3. Its overseas business is booming

Celsius still generated 96% of its revenue from North America in the first nine months of 2023. That segment's revenue soared 108% year over year during the period, as its partnership with PepsiCo expanded its market presence.

However, Celsius' international revenue also jumped 46% year over year in the first nine months of the year as it rolled out its drinks in new markets. That growth was mainly driven by its expansion in Asia, which offset its slower growth in Europe.

Celsius expects to work with PepsiCo to map out its international expansion over the next three to five years. If it can replicate its success in the U.S. across more higher-growth overseas markets, sales and profit could skyrocket.

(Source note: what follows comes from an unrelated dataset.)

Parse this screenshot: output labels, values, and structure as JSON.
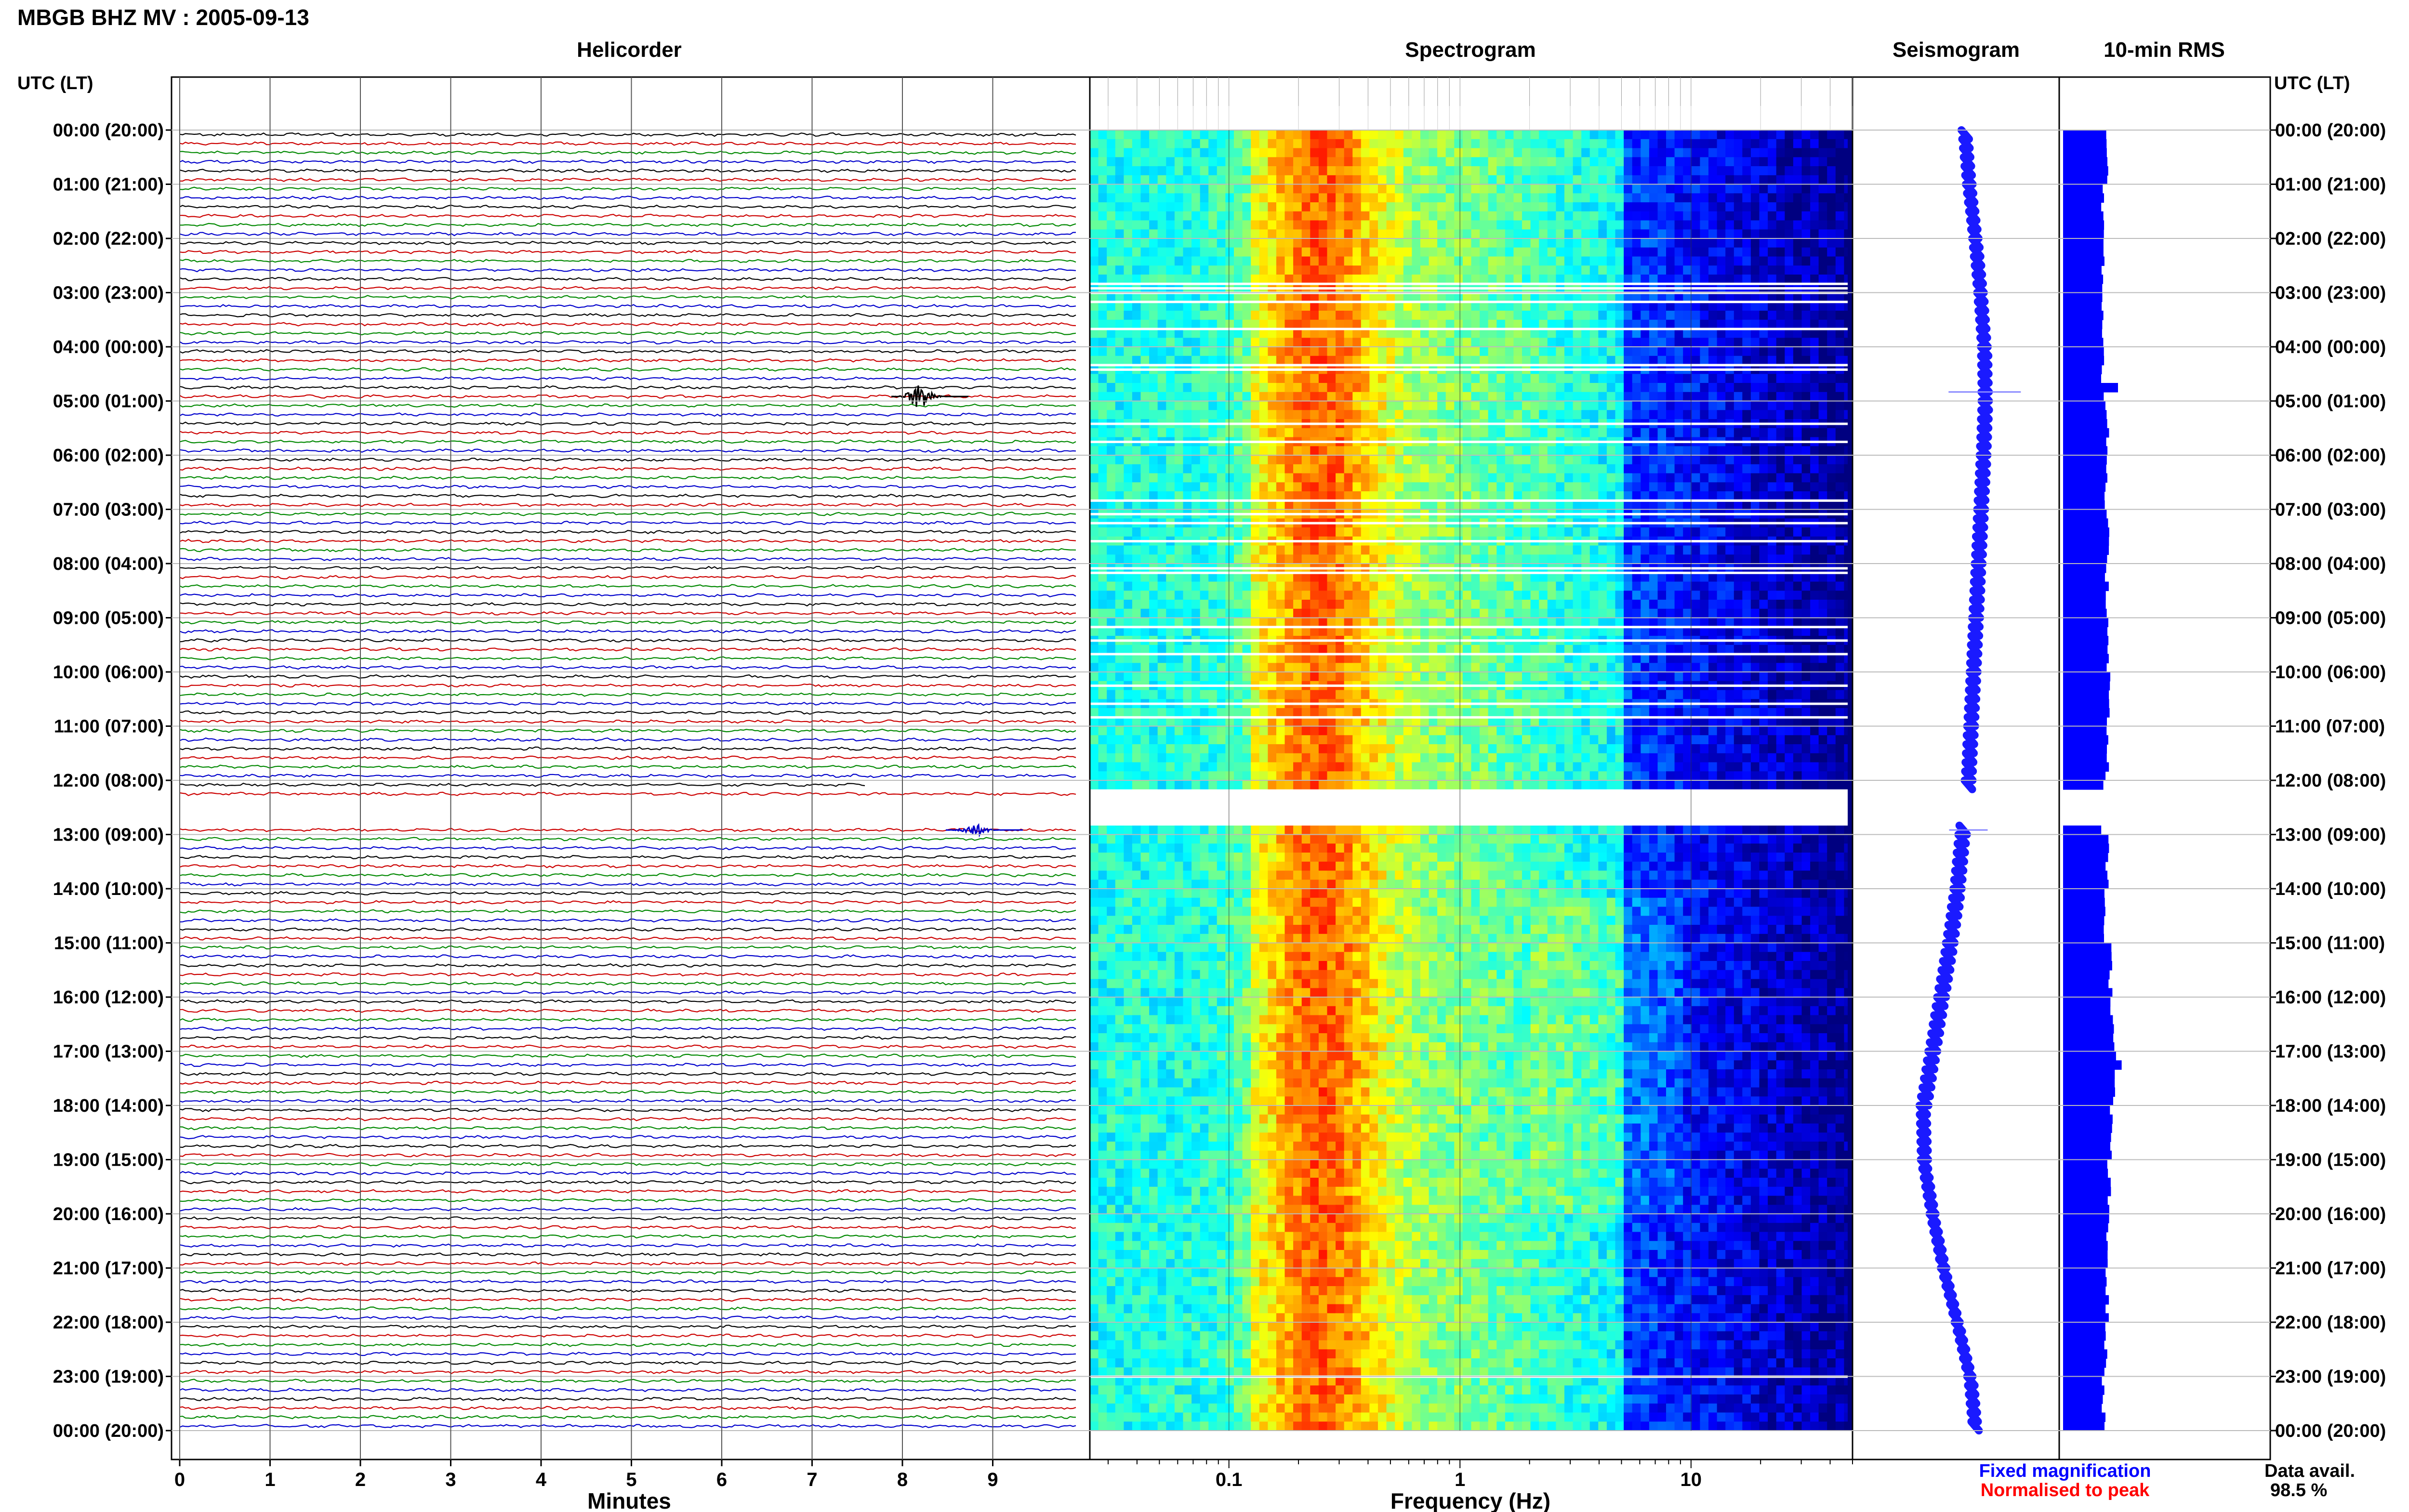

4. Its stock still looks reasonably valued

From 2022 to 2025, analysts expect Celsius' revenue to grow at a CAGR of 53% as its adjusted EBITDA increases at a CAGR of 91%. That would represent a deceleration from its previous three years of feverish growth, but it would still be one of the fastest-growing beverage companies in the world.

Based on those estimates and its enterprise value of $12.5 billion, Celsius' stock still looks reasonably valued relative to its growth at seven times next year's sales, 33 times its adjusted EBITDA, and 53 times its forward GAAP earnings. It's not a screaming bargain yet, but it still has plenty of room to run before it's considered overvalued.

It's a potential multibagger

The bears argue that Celsius doesn't have much of a moat and could fizzle out if Red Bull and Monster launch healthier energy drinks. However, its support from PepsiCo, growing brand awareness, and warm overseas reception all suggest it has plenty of staying power. Therefore, I believe Celsius could still generate more multibagger gains over the next few years.